2. The intelligent core resistivity inversion method based on physical constraints according to claim 1, characterized in that: In S1, the data interception range for the mid-to-low frequency band is limited to low frequency to within 10³Hz, the observation frequency band span is not less than four orders of magnitude, and the number of frequency points is not less than 20.
3. The intelligent core resistivity inversion method based on physical constraints according to claim 1, characterized in that: In S1, the data conversion adopts an amplitude and phase linkage calculation method, and the real part and imaginary part values are directly derived from the amplitude and phase values.
4. The intelligent core resistivity inversion method based on physical constraints according to claim 1, characterized in that: In S2, the core region is divided into high-porosity region, low-porosity region, and temperature- and pressure-sensitive region. Different regions correspond to different physical quantity constraints. High-porosity region focuses on the constraint of resistivity and saturation correlation, low-porosity region focuses on mineral composition constraint, and temperature- and pressure-sensitive region focuses on environmental factor correction constraint.
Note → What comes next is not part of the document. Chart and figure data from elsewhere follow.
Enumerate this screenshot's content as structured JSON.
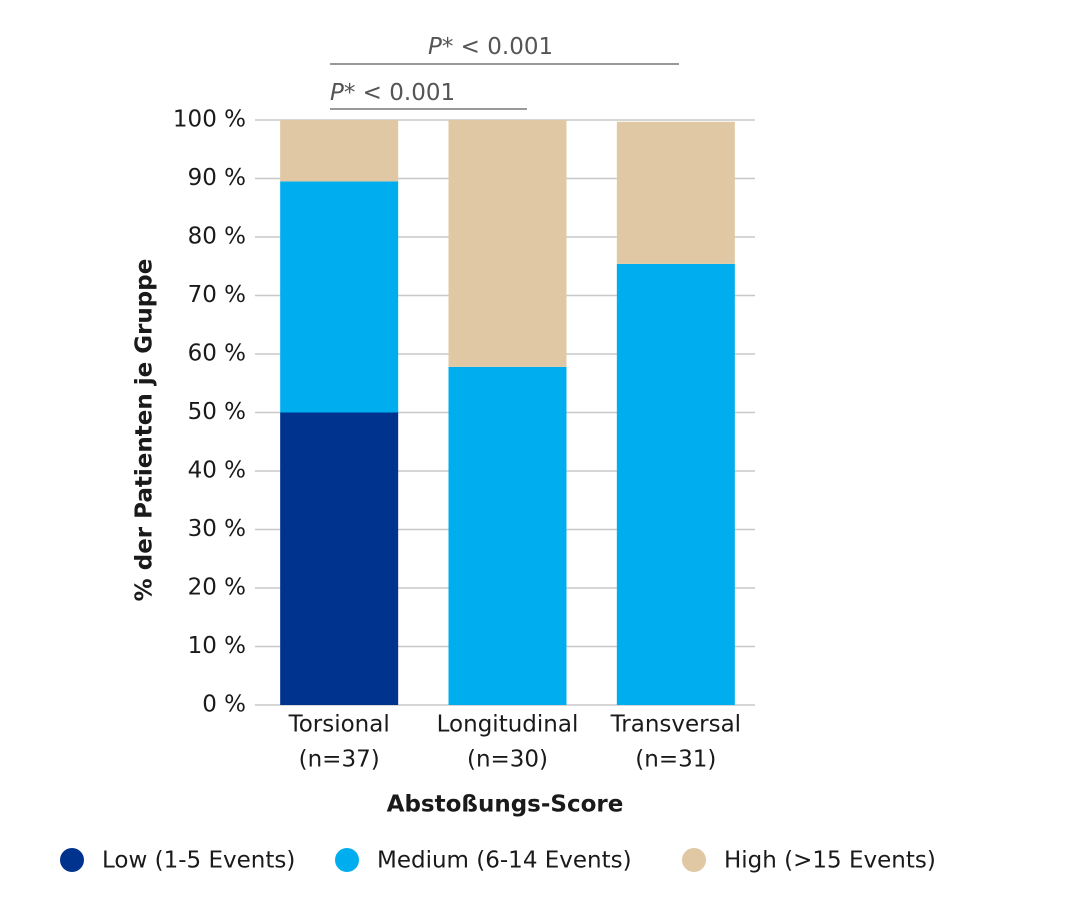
{
  "chart_data": {
    "type": "stacked-bar",
    "annotations": [
      {
        "italic": "P*",
        "text": " < 0.001"
      },
      {
        "italic": "P*",
        "text": " < 0.001"
      }
    ],
    "y_label": "% der Patienten je Gruppe",
    "x_label": "Abstoßungs-Score",
    "categories": [
      "Torsional",
      "Longitudinal",
      "Transversal"
    ],
    "category_sublabels": [
      "(n=37)",
      "(n=30)",
      "(n=31)"
    ],
    "series": [
      {
        "name": "Low (1-5 Events)",
        "color": "#00338d",
        "values": [
          50,
          0,
          0
        ]
      },
      {
        "name": "Medium (6-14 Events)",
        "color": "#00aeef",
        "values": [
          39.5,
          57.8,
          75.4
        ]
      },
      {
        "name": "High (>15 Events)",
        "color": "#dfc8a3",
        "values": [
          10.5,
          42.2,
          24.3
        ]
      }
    ],
    "ylim": [
      0,
      100
    ],
    "yticks": [
      {
        "value": 0,
        "label": "0 %"
      },
      {
        "value": 10,
        "label": "10 %"
      },
      {
        "value": 20,
        "label": "20 %"
      },
      {
        "value": 30,
        "label": "30 %"
      },
      {
        "value": 40,
        "label": "40 %"
      },
      {
        "value": 50,
        "label": "50 %"
      },
      {
        "value": 60,
        "label": "60 %"
      },
      {
        "value": 70,
        "label": "70 %"
      },
      {
        "value": 80,
        "label": "80 %"
      },
      {
        "value": 90,
        "label": "90 %"
      },
      {
        "value": 100,
        "label": "100 %"
      }
    ],
    "grid": true
  }
}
5. The intelligent core resistivity inversion method based on physical constraints according to claim 1, characterized in that: In S3, the inversion parameters include zero-frequency resistivity, polarizability, time constant, and frequency correlation coefficient. The initial boundary threshold is set with reference to the statistical distribution range of the corresponding parameters in the basic electrical data set of the core. The boundary confidence coefficient is calculated by the degree of fit between the pilot experimental data and historical data.
6. The intelligent core resistivity inversion method based on physical constraints according to claim 1, characterized in that: In S4, the rationality screening of the physical prior guidance module is based on the core resistivity constitutive relationship, eliminating parameters that exceed the allowable range of physical properties. The screened parameters form a set of effective parameters, which serves as the input data for the optimization calculation module.
7. The intelligent core resistivity inversion method based on physical constraints according to claim 1, characterized in that: In S5, the boundary adjustment amplitude coefficient is positively correlated with the residual value. The larger the residual value, the larger the boundary adjustment amplitude, and the smaller the residual value, the smaller the boundary adjustment amplitude, thus gradually narrowing the parameter search range.